Pons, 55, is one of 25,000 patients who’ve relied on the Order of Malta Clinic. The nonprofit health center is in the basement of the Roman Catholic Cathedral of Christ the Light on Harrison Street near Lake Merritt. Since the 11th century, the mission of the Order of Malta, a lay religious group, has been to take care of the sick and poor. It opened in Oakland in 2008.

When you walk into the clinic, a receptionist asks one question: “Do you have insurance?” If the answer is no, the patient isn’t turned away.

At the clinic, health care is treated as a right.

The Malta Clinic doesn’t take payment for services, and the clinic accepts anyone, regardless of race, religion or immigration status. People go to the clinic for regular checkups, and treatment for diseases such as diabetes and conditions like high blood pressure.

Except for the receptionists and a few nurse practitioners and doctors, the clinic is staffed by volunteers. On a recent tour of the clinic, I met Francisco Javier Diaz, who wore a white lab coat over a black shirt with a clergy collar. Downstairs he’s Dr. Diaz, a family doctor. Upstairs, he’s Father Diaz, a Jesuit priest.

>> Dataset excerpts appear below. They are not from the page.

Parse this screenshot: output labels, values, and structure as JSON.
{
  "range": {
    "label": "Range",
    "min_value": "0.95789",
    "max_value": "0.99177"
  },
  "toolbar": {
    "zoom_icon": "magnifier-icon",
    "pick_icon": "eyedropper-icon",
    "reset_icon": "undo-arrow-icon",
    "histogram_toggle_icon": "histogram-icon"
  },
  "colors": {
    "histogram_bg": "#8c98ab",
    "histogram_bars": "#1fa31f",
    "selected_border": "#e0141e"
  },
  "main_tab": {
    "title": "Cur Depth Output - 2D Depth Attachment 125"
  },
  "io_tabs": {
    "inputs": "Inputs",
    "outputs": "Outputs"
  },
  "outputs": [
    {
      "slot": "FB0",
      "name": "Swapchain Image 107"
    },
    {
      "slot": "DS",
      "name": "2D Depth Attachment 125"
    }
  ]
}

The clinic also uses residents from Kaiser Permanente who are training in clinical medicine, and it has a partnership with UC San Francisco’s nurse practitioner program.

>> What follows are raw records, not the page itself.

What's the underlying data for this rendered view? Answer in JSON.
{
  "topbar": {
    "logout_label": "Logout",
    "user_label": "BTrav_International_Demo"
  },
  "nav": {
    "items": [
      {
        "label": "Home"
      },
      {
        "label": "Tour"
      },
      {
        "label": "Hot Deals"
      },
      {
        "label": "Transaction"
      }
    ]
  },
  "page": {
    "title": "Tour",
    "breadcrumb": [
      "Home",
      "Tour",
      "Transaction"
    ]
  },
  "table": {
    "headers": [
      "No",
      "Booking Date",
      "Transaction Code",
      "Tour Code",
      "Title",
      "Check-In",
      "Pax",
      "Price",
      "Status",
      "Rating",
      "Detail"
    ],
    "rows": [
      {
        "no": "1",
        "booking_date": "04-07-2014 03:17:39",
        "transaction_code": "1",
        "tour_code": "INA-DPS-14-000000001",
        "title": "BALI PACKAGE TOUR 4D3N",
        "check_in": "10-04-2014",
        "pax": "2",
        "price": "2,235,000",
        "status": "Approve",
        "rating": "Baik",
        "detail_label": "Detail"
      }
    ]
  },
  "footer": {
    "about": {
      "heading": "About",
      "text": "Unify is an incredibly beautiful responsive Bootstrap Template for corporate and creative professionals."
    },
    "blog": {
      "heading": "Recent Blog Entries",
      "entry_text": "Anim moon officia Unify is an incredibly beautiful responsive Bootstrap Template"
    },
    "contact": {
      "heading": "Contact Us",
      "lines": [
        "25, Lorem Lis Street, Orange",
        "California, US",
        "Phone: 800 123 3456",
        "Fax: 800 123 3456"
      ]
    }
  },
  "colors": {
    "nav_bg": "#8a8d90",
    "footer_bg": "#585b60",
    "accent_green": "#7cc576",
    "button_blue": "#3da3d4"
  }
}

“This place is like volunteer city. It’s wonderful,” said Vona Lorenzana, one of the few doctors who are paid. “There are people who fall between the cracks, and we’re here to serve.”

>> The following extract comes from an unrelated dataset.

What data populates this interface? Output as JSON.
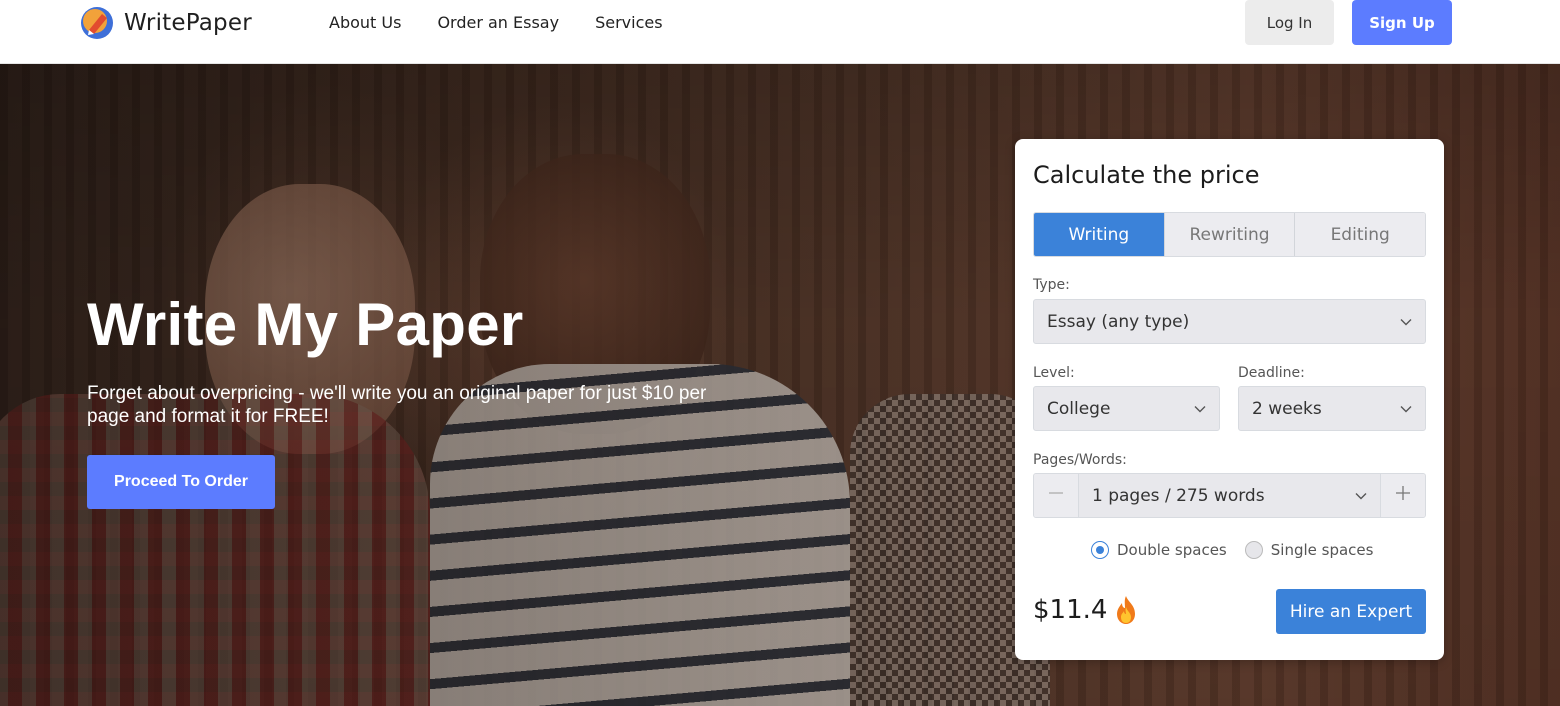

The clinic is privately funded through donations, an annual fundraising dinner and corporate grant money. It costs $550,000 to operate the clinic yearly, according to John Christian, the clinic’s board president. Because the clinic partners with vendors such as Quest Diagnostics, the clinical laboratory provider, it’s able to pay for lab tests. The only thing the clinic doesn’t cover is prescriptions.

But sometimes they find ways even then to help.

Last year, the clinic treated Pons for hepatitis C, a virus that affects the liver. It was the first such case the clinic handled, and the staff worked with a medical provider to get Pons a free prescription of Harvoni, the expensive antiviral medication with a high cure rate. Without insurance, Pons would’ve paid about $1,000 pill — or about $84,000 for a typical 12-week treatment cycle.

After four weeks taking Harvoni, the virus was undetected in Pons’ blood. Without Order of Malta, he’d still be suffering stomach pain, nausea and fatigue, the symptoms associated with hepatitis C.

For the spider bite, Pons took antibiotics — two different prescriptions — for three weeks. All that remains from the bite are pink dots between his thumb and forefinger.

“Trying to find ways to get health care taken care of, sometimes it’s a little rough,” he said as he rubbed his hands. “But with the Malta Clinic, whatever they can provide they provide.”